J’aurais notamment aimé que le film évoque l’agression qu’elle a subie à l’âge de six ans, un événement marquant de son histoire personnelle.
Son parcours sportif aurait également gagné à être davantage développé, notamment ses six victoires aux Toughman Contests, qui ont contribué à bâtir sa réputation avant sa carrière professionnelle.
Le combat de 1996 contre Deirdre Gogarty à Las Vegas est également traité de façon trop succincte alors qu’il représente un tournant majeur.

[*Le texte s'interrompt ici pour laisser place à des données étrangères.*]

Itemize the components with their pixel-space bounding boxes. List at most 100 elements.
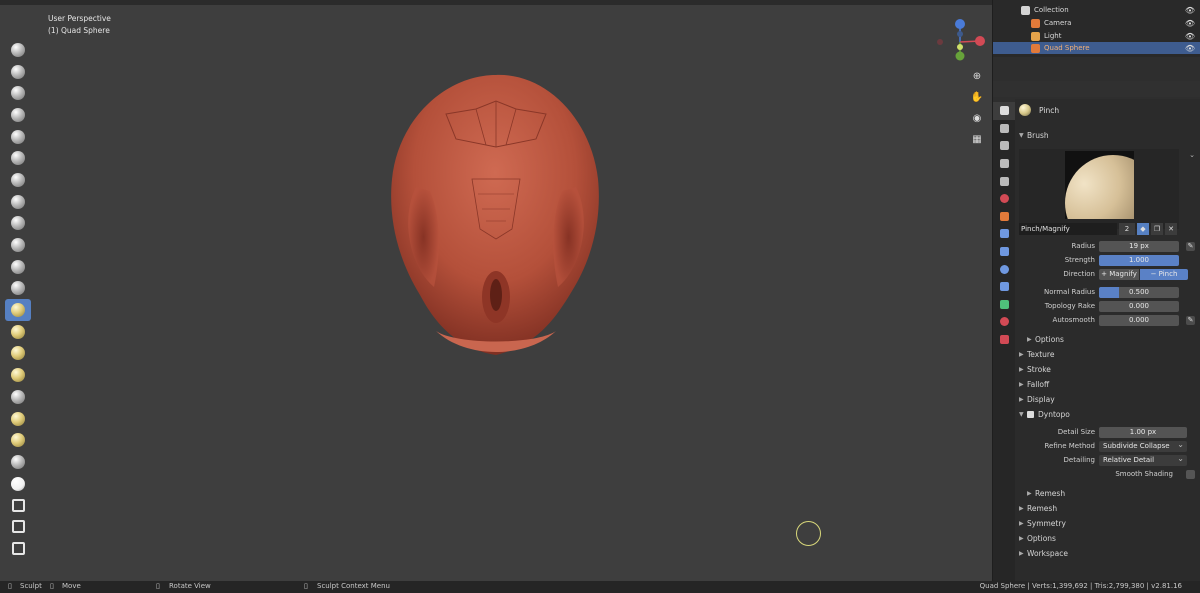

Ce combat historique lui rapporte 15 000 dollars et provoque un véritable séisme médiatique, faisant d’elle une star presque du jour au lendemain, y compris à l’international, notamment au Japon et au Canada.
Le film passe aussi rapidement sur certaines étapes importantes de sa carrière : sa reconnaissance par la WBC comme championne du monde féminine des poids légers à une époque où les femmes ne recevaient même pas encore de ceinture officielle, ou encore sa victoire expéditive contre Bethany Payne en 1996, remportée par KO technique en seulement deux minutes. Cette performance lui permet alors de toucher 75 000 dollars, une somme record pour une boxeuse professionnelle à l’époque.
J’aurais également aimé que le film insiste davantage sur l’influence qu’elle a eue sur toute une génération de boxeuses, notamment sur des figures comme Laila Ali.
Comme souvent dans les biopics, certaines libertés avec la réalité m’ont également interpellée. Dans le film, c’est un promoteur qui présente Christy à Jim Martin, alors que dans la réalité c’est sa mère qui l’avait contacté.
De même, sa couleur emblématique, le rose, est présentée comme un simple choix esthétique (un petit promoteur l'a habillée ainsi pour des raisons de marketing au début de sa carrière de boxeuse professionnelle), pourtant, Christy Martin explique le choix de porter cette couleur par le fait qu'elle soit du signe astrologique des Gémeaux : le rose symbolisait selon elle le contraste entre la douce Christy de la vie quotidienne et la combattante redoutable qui montait sur le ring.
Autre simplification notable : son dernier combat contre Dakota Stone. Dans la réalité, Christy Martin parvient à envoyer son adversaire au tapis, une première dans la carrière de Stone. Mais en portant ce coup, elle se fracture gravement la main droite. Malgré neuf fractures diagnostiquées par la suite, elle continue le combat essentiellement avec sa main gauche et semble même en avance aux points. L’arbitre finit pourtant par arrêter la rencontre sur recommandation du médecin du ring, donnant la victoire à Dakota Stone par TKO. Martin contestera cette décision jusqu’auprès de la commission athlétique de Californie, sans succès. Cet épisode complexe et controversé aurait mérité davantage de profondeur.
J’ai néanmoins apprécié que le film conserve certains aspects authentiques de sa personnalité de combattante. Son style “seek and destroy” (chercher et détruire), qu’elle comparait elle-même à celui de Mike Tyson, cela implique de chercher à mettre l'adversaire KO. Son goût pour le trash talking afin de déstabiliser ses adversaires apparaît également à l’écran. Enfin, le surnom de “fille du mineur de charbon”, profondément lié à ses origines modestes, est fidèlement repris.
Malgré ses raccourcis et ses omissions, Christy reste un film que je recommande.
Pour ceux qui découvrent son histoire, c’est un portrait puissant d’une femme exceptionnelle, une véritable lionne qui a dû affronter autant d’épreuves dans sa vie privée que sur le ringspoiler: (sous l’emprise de son mari durant des années, elle a été contrôlée, manipulée et violentée).
C’est aussi un témoignage important sur la violence des relations d’emprise et sur la résilience.
Cette histoire m’a d’ailleurs beaucoup rappelé celle de Tina Turner (et de son Biopic éponyme) : deux femmes talentueuses, fortes et ambitieuses, victimes de violences psychologiques et physiques de la part de leur mari et mentor, mais qui finissent par reprendre le contrôle de leur vie et rayonner par elles-mêmes. Une comparaison qui m’a accompagnée tout au long du film et qui renforce encore davantage l’émotion que procure cette histoire.